Le débat Bitcoin vs. Bitcoin Cash trouve ses origines dans un événement clé de l’histoire des cryptomonnaies : le hard fork de Bitcoin en août 2017. Cette scission a donné naissance à Bitcoin Cash (BCH), une cryptomonnaie distincte de Bitcoin (BTC), découlant d’une longue controverse sur la manière de faire évoluer (scaler) le réseau Bitcoin. Des années plus tard, la comparaison entre Bitcoin et Bitcoin Cash reste pertinente, mettant en lumière deux philosophies différentes de conception blockchain – « or numérique » vs. « cash électronique pair-à-pair ». Pour toute personne active dans la crypto, comprendre l’histoire BTC vs BCH éclaire la manière dont les communautés peuvent diverger et comment les choix techniques influencent les frais de transaction, la sécurité du réseau ou encore l’adoption.
Le cœur de la scission reposait sur un désaccord quant à la gestion de l’augmentation de l’usage du Bitcoin. La blockchain de Bitcoin était limitée à 1 Mo par bloc (un paramètre mis en place par Satoshi Nakamoto puis conservé), ce qui dès 2016–2017 a entraîné engorgement du réseau et hausses de frais lors des pics d’activité. Un camp, à l’origine du soutien à Bitcoin Cash, proposait d’augmenter la taille des blocs pour permettre plus de transactions par bloc, réduire les frais et faire de Bitcoin une monnaie d’usage quotidien. L’autre camp (les développeurs Bitcoin Core et une grande partie de la communauté) préférait les solutions hors chaîne (off-chain) comme le Lightning Network, afin de préserver les petits blocs, facilitant l’exécution de nœuds complets par tous et ainsi maintenir la décentralisation. Faute de compromis, un hard fork fut lancé le 1er août 2017. Bitcoin Cash se sépara avec des blocs plus gros et la promesse de transactions rapides et peu coûteuses, tandis que Bitcoin activait la mise à jour Segregated Witness (SegWit) pour accroître légèrement la capacité et préparer l’arrivée du scaling en layer-2. Cette scission historique influence encore aujourd’hui l’évolution de ces deux cryptos – et par extension celle de l’écosystème crypto tout entier –, illustrant comment des visions divergentes donnent naissance à des réseaux indépendants, chacun avec leur propre communauté et trajectoire.

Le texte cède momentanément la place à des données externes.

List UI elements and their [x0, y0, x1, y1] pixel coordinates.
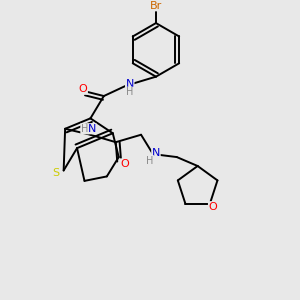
Text: S: S	[52, 168, 60, 178]
Text: N: N	[126, 79, 134, 89]
Text: Br: Br	[150, 1, 162, 11]
Text: H: H	[146, 156, 154, 166]
Text: N: N	[88, 124, 96, 134]
Text: O: O	[120, 159, 129, 169]
Text: O: O	[79, 84, 87, 94]
Text: H: H	[126, 87, 134, 97]
Text: O: O	[208, 202, 217, 212]
Text: N: N	[152, 148, 160, 158]
Text: H: H	[81, 124, 88, 134]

Origines du fork : le débat sur la taille des blocs en 2017
Le schisme Bitcoin vs. Bitcoin Cash trouve ses racines dans les débats sur la scalabilité qui ont secoué la communauté Bitcoin au milieu des années 2010. Les paramètres initiaux du protocole (bloc de 1 Mo, débit d’environ 7 transactions par seconde) ont longtemps suffi, jusqu’à ce que la popularité croissante de Bitcoin rende les blocs saturés. Fin 2016 et surtout en 2017, les utilisateurs ont connu des files d’attente (transactions bloquées dans le mempool) et des frais qui flambaient lors des périodes de forte activité. Une question décisive s’est alors posée : comment faire évoluer Bitcoin pour soutenir plus d’utilisateurs ?
Deux courants principaux se sont alors opposés :
- Les « Big Blockers » : Ce groupe prônait l’augmentation de la taille limite des blocs sur la chaîne. Selon eux, une modification simple du protocole (passage à 2 Mo, 8 Mo ou plus) permettrait d’accroître immédiatement la capacité et de baisser les frais de transaction. Parmi les figures de proue : Roger Ver, évangéliste du Bitcoin et soutien majeur de Bitcoin Cash, ou des mineurs chinois comme Jihan Wu (Bitmain), inquiets que les blocs pleins et les frais élevés freinent l’expansion de Bitcoin comme moyen de paiement. Les big blockers défendaient la vision du whitepaper de Satoshi – « un système de cash électronique peer-to-peer » – c’est-à-dire une crypto utilisable dans le monde entier pour les achats du quotidien. Ils acceptaient le risque que des blocs plus gros rendent les nœuds plus gourmands (potentielle centralisation) en échange d’une scalabilité immédiate sur la chaîne.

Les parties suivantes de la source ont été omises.